Abstract

Acoustic Radiation Force Impulse (ARFI) imaging is a new modality that utilizes brief, high energy, focused acoustic pulses to generate radiation force in tissue, and conventional diagnostic ultrasound methods to detect the resulting tissue displacements in order to image the mechanical properties of tissue. Tissue displacement magnitude is inversely related to local tissue stiffness, and the temporal response of the tissue is related to its viscosity. A high resolution and wide dynamic range ARFI image can be formed in 30 to 40 msec using modified diagnostic ultrasound scanners with maximum tissue displacements less than 15 microns and tissue heating less than 1 degree Celsius. Tissue recovery to its original position typically occurs in 1 to 2 msec. In vivo images of human breast, abdomen, and arteries demonstrate good correlation between structures on matched B-mode and ARFI images. ARFI images are speckle free and demonstrate resolution similar to that of matched B-mode images. Differences in both peak displacement and recovery response are observed for different tissues. In general, fatty tissues move farther and take longer to reach their maximum displacement than fibrous or muscular tissues, and fibrous tissues recover more slowly than fat or muscle.
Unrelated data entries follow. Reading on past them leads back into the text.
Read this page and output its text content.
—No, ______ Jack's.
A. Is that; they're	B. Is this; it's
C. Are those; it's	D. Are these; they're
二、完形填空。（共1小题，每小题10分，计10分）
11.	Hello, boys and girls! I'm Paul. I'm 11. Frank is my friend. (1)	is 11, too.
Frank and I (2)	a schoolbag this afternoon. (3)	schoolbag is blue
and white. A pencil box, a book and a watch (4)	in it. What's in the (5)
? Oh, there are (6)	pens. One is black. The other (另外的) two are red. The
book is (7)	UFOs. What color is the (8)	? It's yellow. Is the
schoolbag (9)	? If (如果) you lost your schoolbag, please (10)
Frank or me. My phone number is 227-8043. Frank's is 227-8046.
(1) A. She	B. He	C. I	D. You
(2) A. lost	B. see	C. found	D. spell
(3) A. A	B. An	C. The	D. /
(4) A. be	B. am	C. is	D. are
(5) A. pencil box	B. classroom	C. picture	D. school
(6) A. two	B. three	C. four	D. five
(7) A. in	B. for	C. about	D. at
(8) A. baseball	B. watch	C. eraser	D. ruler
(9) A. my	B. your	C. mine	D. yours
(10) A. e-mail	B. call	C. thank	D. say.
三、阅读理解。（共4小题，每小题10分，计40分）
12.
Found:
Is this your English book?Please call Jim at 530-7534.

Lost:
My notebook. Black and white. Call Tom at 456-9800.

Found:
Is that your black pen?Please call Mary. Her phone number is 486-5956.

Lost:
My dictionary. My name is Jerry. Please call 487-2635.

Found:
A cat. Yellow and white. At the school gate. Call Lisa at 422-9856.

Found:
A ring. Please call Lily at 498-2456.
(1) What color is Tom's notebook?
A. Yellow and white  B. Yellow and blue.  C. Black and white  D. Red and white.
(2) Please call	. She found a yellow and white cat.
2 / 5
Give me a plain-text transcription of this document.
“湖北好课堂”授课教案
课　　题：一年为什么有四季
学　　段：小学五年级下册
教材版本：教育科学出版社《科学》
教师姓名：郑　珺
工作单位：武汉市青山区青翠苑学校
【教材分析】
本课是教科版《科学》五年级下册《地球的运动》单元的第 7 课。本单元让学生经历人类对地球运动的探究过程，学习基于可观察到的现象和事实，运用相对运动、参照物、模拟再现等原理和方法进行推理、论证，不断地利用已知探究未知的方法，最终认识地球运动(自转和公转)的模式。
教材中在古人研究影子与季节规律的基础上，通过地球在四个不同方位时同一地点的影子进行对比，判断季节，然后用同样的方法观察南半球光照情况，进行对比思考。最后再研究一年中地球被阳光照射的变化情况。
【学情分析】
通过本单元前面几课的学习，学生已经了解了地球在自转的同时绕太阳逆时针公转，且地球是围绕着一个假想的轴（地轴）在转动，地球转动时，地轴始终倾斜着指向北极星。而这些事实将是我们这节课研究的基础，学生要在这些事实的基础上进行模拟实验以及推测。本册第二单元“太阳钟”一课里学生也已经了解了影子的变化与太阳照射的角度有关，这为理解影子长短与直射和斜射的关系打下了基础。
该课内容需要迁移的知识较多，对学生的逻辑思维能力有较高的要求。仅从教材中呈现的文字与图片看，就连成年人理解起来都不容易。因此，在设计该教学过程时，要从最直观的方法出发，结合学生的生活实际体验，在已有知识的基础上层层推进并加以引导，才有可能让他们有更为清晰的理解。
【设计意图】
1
In some cases, malignant breast lesions appear larger in the ARFI images than they do on matched B-mode images. Results from ongoing human in vivo and ex vivo studies evaluating the correlation between ARFI images and tissue pathology are presented. The spatial and temporal patterns of radiation force induced target motion in phantoms and in vivo for varying transmit aperture characteristics, transducer frequencies, and target characteristics are discussed. Images of radiation force induced shear waves both in vivo and ex vivo are also presented. Tissue structural boundaries are apparent in the propagating shear wave images. ARFI imaging is currently implemented on both a modified Siemens Elegra scanner with a 75L40 linear array transducer and a modified Siemens Antares scanner using a VF13-5 linear array using radiation force application times ranging from .03 to 1 msec, with real-time data acquisition and off line post processing. Differences in tissue response to radiation force suggest that ARFI imaging has the potential to provide clinicians with valuable insight into local differences in tissue mechanical properties that are not currently possible.